My eight-week residency at the Center supported an intensive period of research and writing for “Envisioning the Middle East: The Lost History of America’s Artistic Exchanges, 1952–1979,” a revisionist account of the work of seven American artists who visited North Africa and the Middle East in the early decades of the Cold War. The United States first entered the North African theater during World War II. After the war, it forged strategic alliances with Middle Eastern oil states like Saudi Arabia and Iran. At the same time, American museums, films, and fashion marketed Islamic objects for middle-class consumption, while tourism and the jet plane opened these areas up for travel. Within such conditions, Cy Twombly (1928–2011), Robert Rauschenberg (1925–2008), and Helen Frankenthaler (1928–2011) each had an “enormous awakening” in Morocco (as Twombly wrote in a letter home); others had their own “very big experience[s]” in Iran, Turkey, and Afghanistan (as Frank Stella, b. 1936, recalled in an interview). Andy Warhol’s 1976 trip to Iran, in which he took the Polaroid Farah Diba Pahlavi (Empress of Iran), marked the end of these three decades of artistic encounter, which dissipated quickly following the 1973 Arab oil embargo, the Iranian Revolution, and the 1979 hostage crisis.

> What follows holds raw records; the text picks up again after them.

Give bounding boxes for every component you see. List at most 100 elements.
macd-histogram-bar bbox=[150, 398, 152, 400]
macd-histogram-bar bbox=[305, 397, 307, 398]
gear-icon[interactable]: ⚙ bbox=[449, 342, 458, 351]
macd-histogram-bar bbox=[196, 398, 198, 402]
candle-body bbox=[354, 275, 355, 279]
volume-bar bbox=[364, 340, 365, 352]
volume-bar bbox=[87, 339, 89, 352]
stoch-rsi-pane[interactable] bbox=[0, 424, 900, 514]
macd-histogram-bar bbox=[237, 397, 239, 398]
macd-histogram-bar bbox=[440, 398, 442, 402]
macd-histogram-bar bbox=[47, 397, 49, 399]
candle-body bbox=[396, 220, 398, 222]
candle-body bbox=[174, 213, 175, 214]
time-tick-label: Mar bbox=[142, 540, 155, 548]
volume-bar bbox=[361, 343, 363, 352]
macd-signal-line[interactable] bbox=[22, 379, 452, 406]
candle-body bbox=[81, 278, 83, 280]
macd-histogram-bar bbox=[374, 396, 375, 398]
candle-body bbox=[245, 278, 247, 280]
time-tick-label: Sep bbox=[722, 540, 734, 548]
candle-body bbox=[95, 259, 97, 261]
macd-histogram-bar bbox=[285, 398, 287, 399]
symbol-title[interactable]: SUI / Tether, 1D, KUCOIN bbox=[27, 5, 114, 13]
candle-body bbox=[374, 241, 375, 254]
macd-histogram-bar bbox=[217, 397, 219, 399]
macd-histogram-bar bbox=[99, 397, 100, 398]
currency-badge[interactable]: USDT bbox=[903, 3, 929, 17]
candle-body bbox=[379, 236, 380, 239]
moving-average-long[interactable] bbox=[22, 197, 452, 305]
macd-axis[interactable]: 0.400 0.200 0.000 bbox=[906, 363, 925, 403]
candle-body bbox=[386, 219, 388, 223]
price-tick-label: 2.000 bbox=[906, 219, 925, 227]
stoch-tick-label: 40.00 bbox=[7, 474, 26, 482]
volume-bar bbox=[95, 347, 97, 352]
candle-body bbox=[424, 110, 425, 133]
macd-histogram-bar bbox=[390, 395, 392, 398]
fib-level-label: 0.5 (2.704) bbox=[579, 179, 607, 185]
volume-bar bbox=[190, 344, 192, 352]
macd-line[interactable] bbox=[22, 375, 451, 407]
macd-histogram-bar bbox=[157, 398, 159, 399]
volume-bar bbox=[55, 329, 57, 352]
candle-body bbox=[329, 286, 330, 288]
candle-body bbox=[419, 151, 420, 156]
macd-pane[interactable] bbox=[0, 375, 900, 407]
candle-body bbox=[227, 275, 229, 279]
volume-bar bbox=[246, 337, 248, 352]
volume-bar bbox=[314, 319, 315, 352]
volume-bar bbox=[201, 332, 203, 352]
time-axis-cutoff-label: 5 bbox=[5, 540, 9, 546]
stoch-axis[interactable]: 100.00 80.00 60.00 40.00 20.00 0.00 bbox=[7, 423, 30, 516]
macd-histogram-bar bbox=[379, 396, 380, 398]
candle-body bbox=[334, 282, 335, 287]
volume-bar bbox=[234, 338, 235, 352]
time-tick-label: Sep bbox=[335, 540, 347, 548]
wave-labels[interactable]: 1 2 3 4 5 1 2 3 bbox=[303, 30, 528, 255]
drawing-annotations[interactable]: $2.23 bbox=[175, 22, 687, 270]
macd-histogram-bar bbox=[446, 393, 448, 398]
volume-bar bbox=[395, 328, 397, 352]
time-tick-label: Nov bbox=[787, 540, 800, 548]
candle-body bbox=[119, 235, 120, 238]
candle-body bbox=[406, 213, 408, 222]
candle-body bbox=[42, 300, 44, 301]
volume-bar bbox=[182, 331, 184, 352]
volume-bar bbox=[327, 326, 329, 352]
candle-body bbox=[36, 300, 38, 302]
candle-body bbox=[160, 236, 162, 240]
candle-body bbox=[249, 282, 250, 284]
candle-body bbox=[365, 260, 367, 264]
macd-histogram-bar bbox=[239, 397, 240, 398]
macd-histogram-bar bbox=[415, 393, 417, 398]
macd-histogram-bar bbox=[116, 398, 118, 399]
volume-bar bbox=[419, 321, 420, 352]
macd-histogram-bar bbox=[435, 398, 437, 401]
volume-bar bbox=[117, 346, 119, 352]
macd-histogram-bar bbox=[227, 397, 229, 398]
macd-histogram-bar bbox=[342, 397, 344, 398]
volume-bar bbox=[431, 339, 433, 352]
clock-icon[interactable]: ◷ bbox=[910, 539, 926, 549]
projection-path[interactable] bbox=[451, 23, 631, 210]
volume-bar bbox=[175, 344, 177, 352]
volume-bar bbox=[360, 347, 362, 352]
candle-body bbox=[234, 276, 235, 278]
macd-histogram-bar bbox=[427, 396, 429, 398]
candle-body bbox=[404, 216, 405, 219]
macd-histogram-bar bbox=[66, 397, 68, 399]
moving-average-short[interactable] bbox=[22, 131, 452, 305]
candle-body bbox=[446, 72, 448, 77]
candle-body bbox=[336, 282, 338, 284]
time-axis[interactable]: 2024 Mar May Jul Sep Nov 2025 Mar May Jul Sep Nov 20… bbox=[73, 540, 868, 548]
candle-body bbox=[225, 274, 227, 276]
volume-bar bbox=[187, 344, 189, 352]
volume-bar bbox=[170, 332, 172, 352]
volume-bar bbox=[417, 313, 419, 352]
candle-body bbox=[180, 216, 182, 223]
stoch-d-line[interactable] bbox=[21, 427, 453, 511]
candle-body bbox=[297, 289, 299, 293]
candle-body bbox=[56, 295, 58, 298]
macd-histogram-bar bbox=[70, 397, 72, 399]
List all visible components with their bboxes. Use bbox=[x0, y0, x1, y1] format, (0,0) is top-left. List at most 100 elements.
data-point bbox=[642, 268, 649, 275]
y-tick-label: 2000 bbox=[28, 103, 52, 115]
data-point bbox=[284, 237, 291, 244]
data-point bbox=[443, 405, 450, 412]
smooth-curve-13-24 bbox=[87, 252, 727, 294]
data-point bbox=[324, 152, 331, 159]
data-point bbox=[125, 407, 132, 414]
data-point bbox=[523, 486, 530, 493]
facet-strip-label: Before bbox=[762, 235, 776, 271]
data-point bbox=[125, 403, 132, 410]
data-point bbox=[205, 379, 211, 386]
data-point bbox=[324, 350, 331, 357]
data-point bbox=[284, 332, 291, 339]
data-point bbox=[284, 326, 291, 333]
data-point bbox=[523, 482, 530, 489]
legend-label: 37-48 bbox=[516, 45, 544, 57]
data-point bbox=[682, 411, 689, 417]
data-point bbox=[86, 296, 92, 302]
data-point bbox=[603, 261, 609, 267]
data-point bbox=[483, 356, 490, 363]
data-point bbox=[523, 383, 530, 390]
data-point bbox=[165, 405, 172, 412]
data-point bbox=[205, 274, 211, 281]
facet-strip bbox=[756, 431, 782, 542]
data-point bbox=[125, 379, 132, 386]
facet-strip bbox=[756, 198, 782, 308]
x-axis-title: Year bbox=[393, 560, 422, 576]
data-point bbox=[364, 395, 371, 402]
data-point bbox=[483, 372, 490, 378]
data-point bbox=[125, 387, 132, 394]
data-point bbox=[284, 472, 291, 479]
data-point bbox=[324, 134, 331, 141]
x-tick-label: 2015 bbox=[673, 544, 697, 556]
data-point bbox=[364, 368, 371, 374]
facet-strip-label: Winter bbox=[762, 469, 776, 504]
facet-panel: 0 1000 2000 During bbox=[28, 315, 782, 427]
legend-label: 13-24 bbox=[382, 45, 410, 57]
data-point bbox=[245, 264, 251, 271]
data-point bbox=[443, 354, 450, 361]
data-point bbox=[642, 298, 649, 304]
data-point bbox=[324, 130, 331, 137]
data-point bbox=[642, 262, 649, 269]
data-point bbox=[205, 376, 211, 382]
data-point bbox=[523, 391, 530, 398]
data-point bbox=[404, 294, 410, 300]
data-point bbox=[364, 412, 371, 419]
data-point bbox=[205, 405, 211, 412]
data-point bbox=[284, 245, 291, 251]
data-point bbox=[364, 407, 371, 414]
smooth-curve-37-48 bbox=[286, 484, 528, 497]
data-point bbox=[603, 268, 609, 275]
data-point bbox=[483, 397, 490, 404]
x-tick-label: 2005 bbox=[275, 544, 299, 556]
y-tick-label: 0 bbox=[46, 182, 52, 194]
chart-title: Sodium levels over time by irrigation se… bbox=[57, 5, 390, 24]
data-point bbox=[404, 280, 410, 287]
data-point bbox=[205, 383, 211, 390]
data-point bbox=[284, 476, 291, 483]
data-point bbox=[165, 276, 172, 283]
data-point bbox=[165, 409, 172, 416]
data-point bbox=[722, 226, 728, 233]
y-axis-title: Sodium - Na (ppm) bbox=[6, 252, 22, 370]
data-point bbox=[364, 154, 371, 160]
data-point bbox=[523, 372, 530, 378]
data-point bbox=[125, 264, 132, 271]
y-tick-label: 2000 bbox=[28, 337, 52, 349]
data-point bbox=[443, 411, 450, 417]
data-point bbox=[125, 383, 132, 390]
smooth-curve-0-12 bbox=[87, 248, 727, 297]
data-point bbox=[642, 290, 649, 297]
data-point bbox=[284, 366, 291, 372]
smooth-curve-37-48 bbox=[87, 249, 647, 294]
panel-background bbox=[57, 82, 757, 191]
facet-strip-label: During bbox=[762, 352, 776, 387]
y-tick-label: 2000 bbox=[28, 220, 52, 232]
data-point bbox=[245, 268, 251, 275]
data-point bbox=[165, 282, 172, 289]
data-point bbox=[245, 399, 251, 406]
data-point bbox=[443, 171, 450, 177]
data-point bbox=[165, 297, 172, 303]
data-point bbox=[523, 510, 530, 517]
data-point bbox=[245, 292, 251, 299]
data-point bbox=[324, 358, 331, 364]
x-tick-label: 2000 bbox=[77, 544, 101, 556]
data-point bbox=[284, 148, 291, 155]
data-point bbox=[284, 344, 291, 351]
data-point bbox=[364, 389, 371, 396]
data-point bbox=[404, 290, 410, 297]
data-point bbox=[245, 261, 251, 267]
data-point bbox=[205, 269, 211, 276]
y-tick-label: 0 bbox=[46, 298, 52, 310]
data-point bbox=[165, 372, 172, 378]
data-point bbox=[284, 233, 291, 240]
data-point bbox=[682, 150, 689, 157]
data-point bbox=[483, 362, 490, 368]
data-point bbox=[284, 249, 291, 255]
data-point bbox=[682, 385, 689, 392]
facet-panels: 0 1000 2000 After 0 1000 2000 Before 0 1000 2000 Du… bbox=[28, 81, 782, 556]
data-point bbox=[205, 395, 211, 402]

“Envisioning the Middle East” challenges hermetic, nationalist understandings of “American art” by recentering the transcultural dynamics of political expansionism and cultural encounter. Drawing on an extensive archive of unpublished documents, it uncovers a series of lost histories—histories of soft power and neo-imperialism, as well as discovery and appropriation—that continues to shape the contemporary art world today.
My time at the Center coincided with the reopening of the National Gallery’s library and a number of Washington, DC, archives, following lengthy closures during the pandemic. This enabled me to review key sources, both primary and secondary, that had been inaccessible for more than a year. Using the library’s extensive collections of international art magazines, I gathered dozens of exhibition reviews in order to trace relevant histories of reception. Resources at the National Gallery of Art Archives, Archives of American Art, and National Museum of Women in the Arts helped me to pin down additional details regarding artists’ works and travels.